Nog intenser is zijn zoektocht naar zijn familiegeschiedenis, naar zijn ouders die beiden tijdens de Tweede Wereldoorlog jarenlang opgesloten zaten in Duitse concentratiekampen. Ze zijn nooit hersteld van die ervaring. Heimans weet intussen veel van wat hen overkwam, maar nog lang niet alles. De klap kwam dan ook des te harder aan toen hij tien dagen geleden op de VRT de Panouitzending over de extreemrechtse organisatie Schild & Vrienden (S&V) zag. Die toonde bij dat jonge volkje een extremistisch universum waarin het mogelijk is om met het nazisme te dwepen en de slachtoffers van de concentratiekampen tot onderwerp van grapjes te maken.
‘Ik was zo ontzet over sommige beelden,’ zegt Heimans, ‘dat ik meteen een klacht heb ingediend bij het parket van OostVlaanderen, op basis van de antiracismewet: het aanzetten van haat en geweld tegen personen of etnische groepen. Het is een klacht tegen onbekenden, want ik weet niet wie die memes heeft gepost. Ik hoop dat het onderzoek dat kan achterhalen. Ondertussen vernam ik dat er een onderzoeksrechter is aangesteld, en ik zal me waarschijnlijk burgerlijke partij stellen.’
Wat bracht u tot die klacht?
‘Wat me zo choqueerde, waren die spotprenten over de verbrandingsovens in een concentratiekamp. Mijn beide ouders hebben dat meegemaakt: in de kampen leefden ze jarenlang onder die dreiging, letterlijk permanent in de schaduw en de geur van die verbrandingsovens.
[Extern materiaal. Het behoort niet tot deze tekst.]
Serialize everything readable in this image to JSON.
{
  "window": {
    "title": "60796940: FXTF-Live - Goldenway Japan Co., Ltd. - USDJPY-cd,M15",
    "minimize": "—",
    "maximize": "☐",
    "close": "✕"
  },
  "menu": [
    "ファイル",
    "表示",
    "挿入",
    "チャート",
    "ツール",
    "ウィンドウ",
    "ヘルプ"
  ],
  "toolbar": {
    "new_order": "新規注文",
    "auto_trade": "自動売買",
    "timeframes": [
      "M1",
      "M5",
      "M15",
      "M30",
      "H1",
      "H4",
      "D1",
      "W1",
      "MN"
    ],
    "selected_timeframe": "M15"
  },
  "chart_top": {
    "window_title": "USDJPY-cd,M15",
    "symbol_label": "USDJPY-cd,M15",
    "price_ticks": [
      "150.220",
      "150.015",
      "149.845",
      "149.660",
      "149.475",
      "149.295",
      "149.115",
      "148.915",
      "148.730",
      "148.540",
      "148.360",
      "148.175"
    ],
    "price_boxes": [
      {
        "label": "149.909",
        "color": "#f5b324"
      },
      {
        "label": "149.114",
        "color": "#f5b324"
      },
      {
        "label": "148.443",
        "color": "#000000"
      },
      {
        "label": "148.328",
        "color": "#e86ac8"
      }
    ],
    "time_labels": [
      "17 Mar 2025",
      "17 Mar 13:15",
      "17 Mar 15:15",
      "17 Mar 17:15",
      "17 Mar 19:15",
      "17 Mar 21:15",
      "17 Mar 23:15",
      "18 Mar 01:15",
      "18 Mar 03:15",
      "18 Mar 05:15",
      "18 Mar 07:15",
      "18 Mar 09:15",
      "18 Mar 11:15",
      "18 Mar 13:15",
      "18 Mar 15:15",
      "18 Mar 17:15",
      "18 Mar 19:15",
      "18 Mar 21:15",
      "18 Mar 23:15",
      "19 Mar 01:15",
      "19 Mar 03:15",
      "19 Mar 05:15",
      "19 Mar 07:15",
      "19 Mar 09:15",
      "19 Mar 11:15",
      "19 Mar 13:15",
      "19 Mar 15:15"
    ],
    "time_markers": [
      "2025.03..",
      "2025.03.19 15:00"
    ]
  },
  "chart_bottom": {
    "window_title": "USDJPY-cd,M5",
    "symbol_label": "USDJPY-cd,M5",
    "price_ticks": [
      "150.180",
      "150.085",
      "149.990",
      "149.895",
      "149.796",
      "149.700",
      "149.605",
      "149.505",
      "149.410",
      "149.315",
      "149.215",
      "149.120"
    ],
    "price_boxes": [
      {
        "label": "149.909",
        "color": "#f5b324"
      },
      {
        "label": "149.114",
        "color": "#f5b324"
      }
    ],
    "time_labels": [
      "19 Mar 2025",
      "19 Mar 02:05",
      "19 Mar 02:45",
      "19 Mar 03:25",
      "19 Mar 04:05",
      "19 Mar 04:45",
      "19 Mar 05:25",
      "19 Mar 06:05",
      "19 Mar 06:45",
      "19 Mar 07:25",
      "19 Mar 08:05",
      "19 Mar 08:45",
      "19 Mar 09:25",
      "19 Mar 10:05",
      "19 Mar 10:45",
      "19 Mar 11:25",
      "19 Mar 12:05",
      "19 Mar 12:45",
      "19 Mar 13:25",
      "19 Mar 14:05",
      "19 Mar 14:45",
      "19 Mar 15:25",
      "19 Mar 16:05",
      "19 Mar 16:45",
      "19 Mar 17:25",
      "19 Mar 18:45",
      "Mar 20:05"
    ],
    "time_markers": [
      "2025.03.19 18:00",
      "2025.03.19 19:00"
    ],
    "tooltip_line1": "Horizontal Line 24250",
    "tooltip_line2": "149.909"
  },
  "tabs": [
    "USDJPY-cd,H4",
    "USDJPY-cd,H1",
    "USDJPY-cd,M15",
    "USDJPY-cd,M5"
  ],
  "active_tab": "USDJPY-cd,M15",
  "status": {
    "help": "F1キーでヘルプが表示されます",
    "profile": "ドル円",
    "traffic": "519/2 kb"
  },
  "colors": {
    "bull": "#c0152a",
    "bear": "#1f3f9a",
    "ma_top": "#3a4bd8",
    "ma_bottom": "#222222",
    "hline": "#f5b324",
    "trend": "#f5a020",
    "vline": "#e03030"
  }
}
Mijn moeder is het trauma dat ze in het concentratiekamp opliep nooit te boven gekomen. Daarmee de spot drijven, raakt mij persoonlijk.’
‘Toen mijn ouders elkaar na de oorlog leerden kennen, waren ze beiden eenzame exgedeporteerden. Mijn moeder was toen weduwe; haar man, een joodse kunstschilder, was in 1944 als verzetsman in Schaarbeek geëxecuteerd door de Duitsers. Mijn vader was joods, maar helemaal niet religieus, en is ook als verzetsman opgepakt. Hij is daarom niet met een groepstransport via de Dossinkazerne naar Duitsland gedeporteerd, maar met een cellentransport uit Brussel.’
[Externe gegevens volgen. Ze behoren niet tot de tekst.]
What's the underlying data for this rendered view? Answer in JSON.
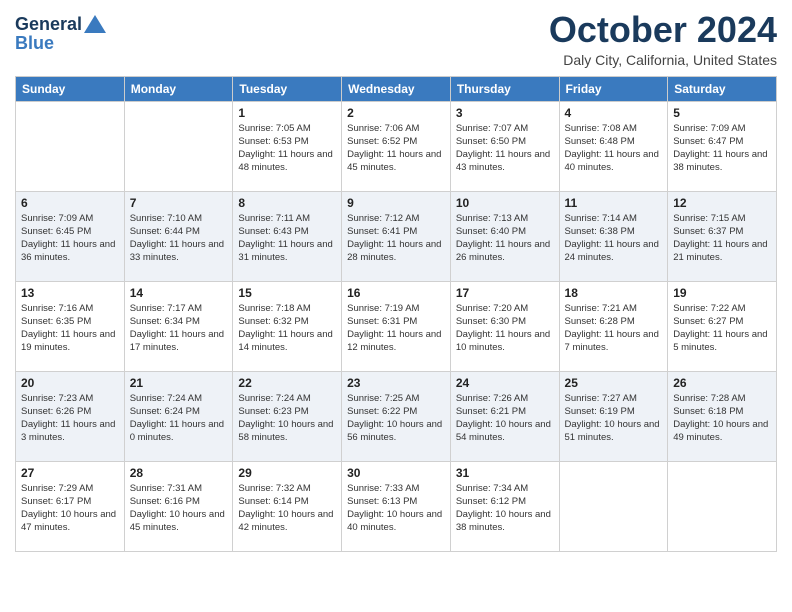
{
  "header": {
    "logo_line1": "General",
    "logo_line2": "Blue",
    "month": "October 2024",
    "location": "Daly City, California, United States"
  },
  "weekdays": [
    "Sunday",
    "Monday",
    "Tuesday",
    "Wednesday",
    "Thursday",
    "Friday",
    "Saturday"
  ],
  "weeks": [
    [
      {
        "day": null
      },
      {
        "day": null
      },
      {
        "day": "1",
        "sunrise": "Sunrise: 7:05 AM",
        "sunset": "Sunset: 6:53 PM",
        "daylight": "Daylight: 11 hours and 48 minutes."
      },
      {
        "day": "2",
        "sunrise": "Sunrise: 7:06 AM",
        "sunset": "Sunset: 6:52 PM",
        "daylight": "Daylight: 11 hours and 45 minutes."
      },
      {
        "day": "3",
        "sunrise": "Sunrise: 7:07 AM",
        "sunset": "Sunset: 6:50 PM",
        "daylight": "Daylight: 11 hours and 43 minutes."
      },
      {
        "day": "4",
        "sunrise": "Sunrise: 7:08 AM",
        "sunset": "Sunset: 6:48 PM",
        "daylight": "Daylight: 11 hours and 40 minutes."
      },
      {
        "day": "5",
        "sunrise": "Sunrise: 7:09 AM",
        "sunset": "Sunset: 6:47 PM",
        "daylight": "Daylight: 11 hours and 38 minutes."
      }
    ],
    [
      {
        "day": "6",
        "sunrise": "Sunrise: 7:09 AM",
        "sunset": "Sunset: 6:45 PM",
        "daylight": "Daylight: 11 hours and 36 minutes."
      },
      {
        "day": "7",
        "sunrise": "Sunrise: 7:10 AM",
        "sunset": "Sunset: 6:44 PM",
        "daylight": "Daylight: 11 hours and 33 minutes."
      },
      {
        "day": "8",
        "sunrise": "Sunrise: 7:11 AM",
        "sunset": "Sunset: 6:43 PM",
        "daylight": "Daylight: 11 hours and 31 minutes."
      },
      {
        "day": "9",
        "sunrise": "Sunrise: 7:12 AM",
        "sunset": "Sunset: 6:41 PM",
        "daylight": "Daylight: 11 hours and 28 minutes."
      },
      {
        "day": "10",
        "sunrise": "Sunrise: 7:13 AM",
        "sunset": "Sunset: 6:40 PM",
        "daylight": "Daylight: 11 hours and 26 minutes."
      },
      {
        "day": "11",
        "sunrise": "Sunrise: 7:14 AM",
        "sunset": "Sunset: 6:38 PM",
        "daylight": "Daylight: 11 hours and 24 minutes."
      },
      {
        "day": "12",
        "sunrise": "Sunrise: 7:15 AM",
        "sunset": "Sunset: 6:37 PM",
        "daylight": "Daylight: 11 hours and 21 minutes."
      }
    ],
    [
      {
        "day": "13",
        "sunrise": "Sunrise: 7:16 AM",
        "sunset": "Sunset: 6:35 PM",
        "daylight": "Daylight: 11 hours and 19 minutes."
      },
      {
        "day": "14",
        "sunrise": "Sunrise: 7:17 AM",
        "sunset": "Sunset: 6:34 PM",
        "daylight": "Daylight: 11 hours and 17 minutes."
      },
      {
        "day": "15",
        "sunrise": "Sunrise: 7:18 AM",
        "sunset": "Sunset: 6:32 PM",
        "daylight": "Daylight: 11 hours and 14 minutes."
      },
      {
        "day": "16",
        "sunrise": "Sunrise: 7:19 AM",
        "sunset": "Sunset: 6:31 PM",
        "daylight": "Daylight: 11 hours and 12 minutes."
      },
      {
        "day": "17",
        "sunrise": "Sunrise: 7:20 AM",
        "sunset": "Sunset: 6:30 PM",
        "daylight": "Daylight: 11 hours and 10 minutes."
      },
      {
        "day": "18",
        "sunrise": "Sunrise: 7:21 AM",
        "sunset": "Sunset: 6:28 PM",
        "daylight": "Daylight: 11 hours and 7 minutes."
      },
      {
        "day": "19",
        "sunrise": "Sunrise: 7:22 AM",
        "sunset": "Sunset: 6:27 PM",
        "daylight": "Daylight: 11 hours and 5 minutes."
      }
    ],
    [
      {
        "day": "20",
        "sunrise": "Sunrise: 7:23 AM",
        "sunset": "Sunset: 6:26 PM",
        "daylight": "Daylight: 11 hours and 3 minutes."
      },
      {
        "day": "21",
        "sunrise": "Sunrise: 7:24 AM",
        "sunset": "Sunset: 6:24 PM",
        "daylight": "Daylight: 11 hours and 0 minutes."
      },
      {
        "day": "22",
        "sunrise": "Sunrise: 7:24 AM",
        "sunset": "Sunset: 6:23 PM",
        "daylight": "Daylight: 10 hours and 58 minutes."
      },
      {
        "day": "23",
        "sunrise": "Sunrise: 7:25 AM",
        "sunset": "Sunset: 6:22 PM",
        "daylight": "Daylight: 10 hours and 56 minutes."
      },
      {
        "day": "24",
        "sunrise": "Sunrise: 7:26 AM",
        "sunset": "Sunset: 6:21 PM",
        "daylight": "Daylight: 10 hours and 54 minutes."
      },
      {
        "day": "25",
        "sunrise": "Sunrise: 7:27 AM",
        "sunset": "Sunset: 6:19 PM",
        "daylight": "Daylight: 10 hours and 51 minutes."
      },
      {
        "day": "26",
        "sunrise": "Sunrise: 7:28 AM",
        "sunset": "Sunset: 6:18 PM",
        "daylight": "Daylight: 10 hours and 49 minutes."
      }
    ],
    [
      {
        "day": "27",
        "sunrise": "Sunrise: 7:29 AM",
        "sunset": "Sunset: 6:17 PM",
        "daylight": "Daylight: 10 hours and 47 minutes."
      },
      {
        "day": "28",
        "sunrise": "Sunrise: 7:31 AM",
        "sunset": "Sunset: 6:16 PM",
        "daylight": "Daylight: 10 hours and 45 minutes."
      },
      {
        "day": "29",
        "sunrise": "Sunrise: 7:32 AM",
        "sunset": "Sunset: 6:14 PM",
        "daylight": "Daylight: 10 hours and 42 minutes."
      },
      {
        "day": "30",
        "sunrise": "Sunrise: 7:33 AM",
        "sunset": "Sunset: 6:13 PM",
        "daylight": "Daylight: 10 hours and 40 minutes."
      },
      {
        "day": "31",
        "sunrise": "Sunrise: 7:34 AM",
        "sunset": "Sunset: 6:12 PM",
        "daylight": "Daylight: 10 hours and 38 minutes."
      },
      {
        "day": null
      },
      {
        "day": null
      }
    ]
  ]
}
‘Mijn moeder, een violiste, was niet joods. Ze kwam uit Nederland, geboren in Middelburg, blond met blauwe ogen, en is gearresteerd omdat bij haar thuis een verzetsgroep uit artistieke middens bijeenkwam. De Gestapo wilde haar man oppakken, maar die was niet thuis. In de kelders van de SipoSD aan de Louizalaan in Brussel is ze vreselijk gefolterd om haar man te verklikken, maar ze bleef zwijgen. Ze is naar Duitsland gedeporteerd en belandde in het kamp van Ravensbrück.’
De Panoreportage deed al veel stof opwaaien.
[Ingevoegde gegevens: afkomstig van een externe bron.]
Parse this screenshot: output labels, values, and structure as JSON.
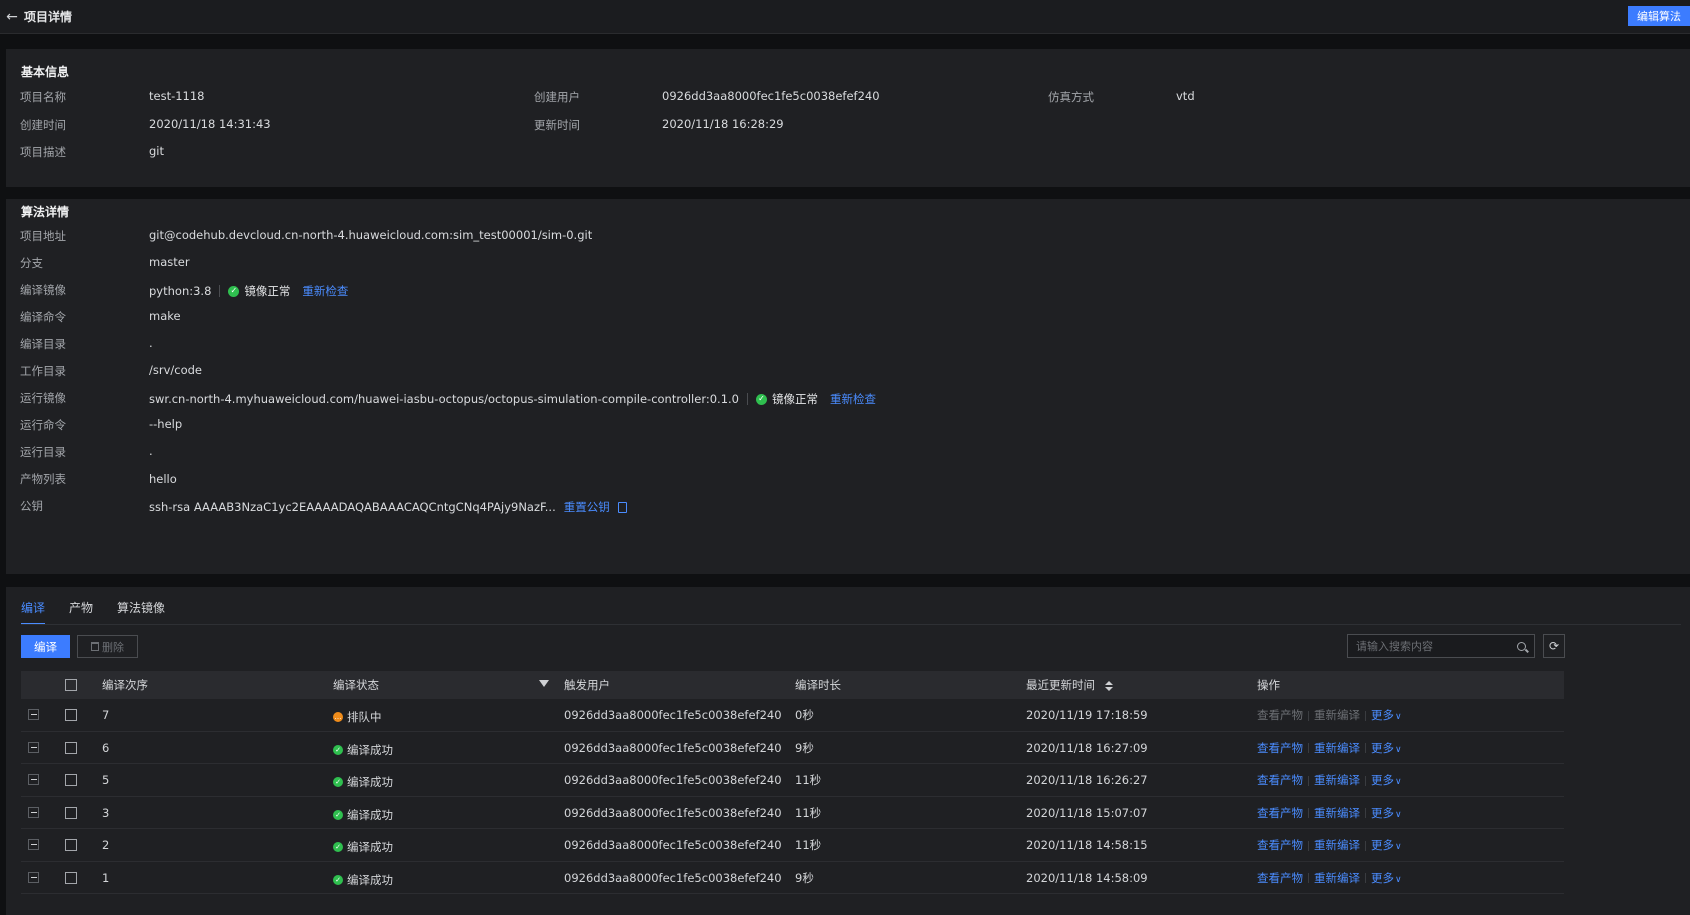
{
  "header": {
    "title": "项目详情",
    "edit_button": "编辑算法"
  },
  "basic": {
    "section_title": "基本信息",
    "fields": [
      {
        "label": "项目名称",
        "value": "test-1118"
      },
      {
        "label": "创建用户",
        "value": "0926dd3aa8000fec1fe5c0038efef240"
      },
      {
        "label": "仿真方式",
        "value": "vtd"
      },
      {
        "label": "创建时间",
        "value": "2020/11/18 14:31:43"
      },
      {
        "label": "更新时间",
        "value": "2020/11/18 16:28:29"
      },
      {
        "label": "项目描述",
        "value": "git"
      }
    ]
  },
  "algo": {
    "section_title": "算法详情",
    "fields": [
      {
        "label": "项目地址",
        "value": "git@codehub.devcloud.cn-north-4.huaweicloud.com:sim_test00001/sim-0.git"
      },
      {
        "label": "分支",
        "value": "master"
      },
      {
        "label": "编译镜像",
        "value": "python:3.8",
        "status": "镜像正常",
        "action": "重新检查"
      },
      {
        "label": "编译命令",
        "value": "make"
      },
      {
        "label": "编译目录",
        "value": "."
      },
      {
        "label": "工作目录",
        "value": "/srv/code"
      },
      {
        "label": "运行镜像",
        "value": "swr.cn-north-4.myhuaweicloud.com/huawei-iasbu-octopus/octopus-simulation-compile-controller:0.1.0",
        "status": "镜像正常",
        "action": "重新检查"
      },
      {
        "label": "运行命令",
        "value": "--help"
      },
      {
        "label": "运行目录",
        "value": "."
      },
      {
        "label": "产物列表",
        "value": "hello"
      },
      {
        "label": "公钥",
        "value": "ssh-rsa AAAAB3NzaC1yc2EAAAADAQABAAACAQCntgCNq4PAjy9NazF...",
        "action": "重置公钥"
      }
    ]
  },
  "tabs": [
    "编译",
    "产物",
    "算法镜像"
  ],
  "toolbar": {
    "compile_button": "编译",
    "delete_button": "删除",
    "search_placeholder": "请输入搜索内容"
  },
  "table": {
    "columns": [
      "编译次序",
      "编译状态",
      "触发用户",
      "编译时长",
      "最近更新时间",
      "操作"
    ],
    "rows": [
      {
        "order": "7",
        "status": "排队中",
        "status_type": "queue",
        "user": "0926dd3aa8000fec1fe5c0038efef240",
        "duration": "0秒",
        "updated": "2020/11/19 17:18:59",
        "enabled": false
      },
      {
        "order": "6",
        "status": "编译成功",
        "status_type": "ok",
        "user": "0926dd3aa8000fec1fe5c0038efef240",
        "duration": "9秒",
        "updated": "2020/11/18 16:27:09",
        "enabled": true
      },
      {
        "order": "5",
        "status": "编译成功",
        "status_type": "ok",
        "user": "0926dd3aa8000fec1fe5c0038efef240",
        "duration": "11秒",
        "updated": "2020/11/18 16:26:27",
        "enabled": true
      },
      {
        "order": "3",
        "status": "编译成功",
        "status_type": "ok",
        "user": "0926dd3aa8000fec1fe5c0038efef240",
        "duration": "11秒",
        "updated": "2020/11/18 15:07:07",
        "enabled": true
      },
      {
        "order": "2",
        "status": "编译成功",
        "status_type": "ok",
        "user": "0926dd3aa8000fec1fe5c0038efef240",
        "duration": "11秒",
        "updated": "2020/11/18 14:58:15",
        "enabled": true
      },
      {
        "order": "1",
        "status": "编译成功",
        "status_type": "ok",
        "user": "0926dd3aa8000fec1fe5c0038efef240",
        "duration": "9秒",
        "updated": "2020/11/18 14:58:09",
        "enabled": true
      }
    ],
    "actions": {
      "view": "查看产物",
      "recompile": "重新编译",
      "more": "更多"
    }
  }
}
‘Wat me sindsdien wel opvalt, is de banalisering van S&V. Dit gaat tenslotte wel om opgeleide jongvolwassenen. Iedereen kan fouten maken, dat begrijp ik, maar de verontwaardiging achteraf afdoen als een hetze of een heksenjacht, dat vind ik er volledig over. Het gaat hier tenslotte niet om een paar losstaande akkefietjes; daarvoor is het aantal en de frequentie van die beelden veel te groot. Voor mij is dit weerzinwekkende sociaal mediagebeuren een aanzet tot haat. Maar uiteindelijk zal het een rechter zijn die daarover een oordeel moet vellen.’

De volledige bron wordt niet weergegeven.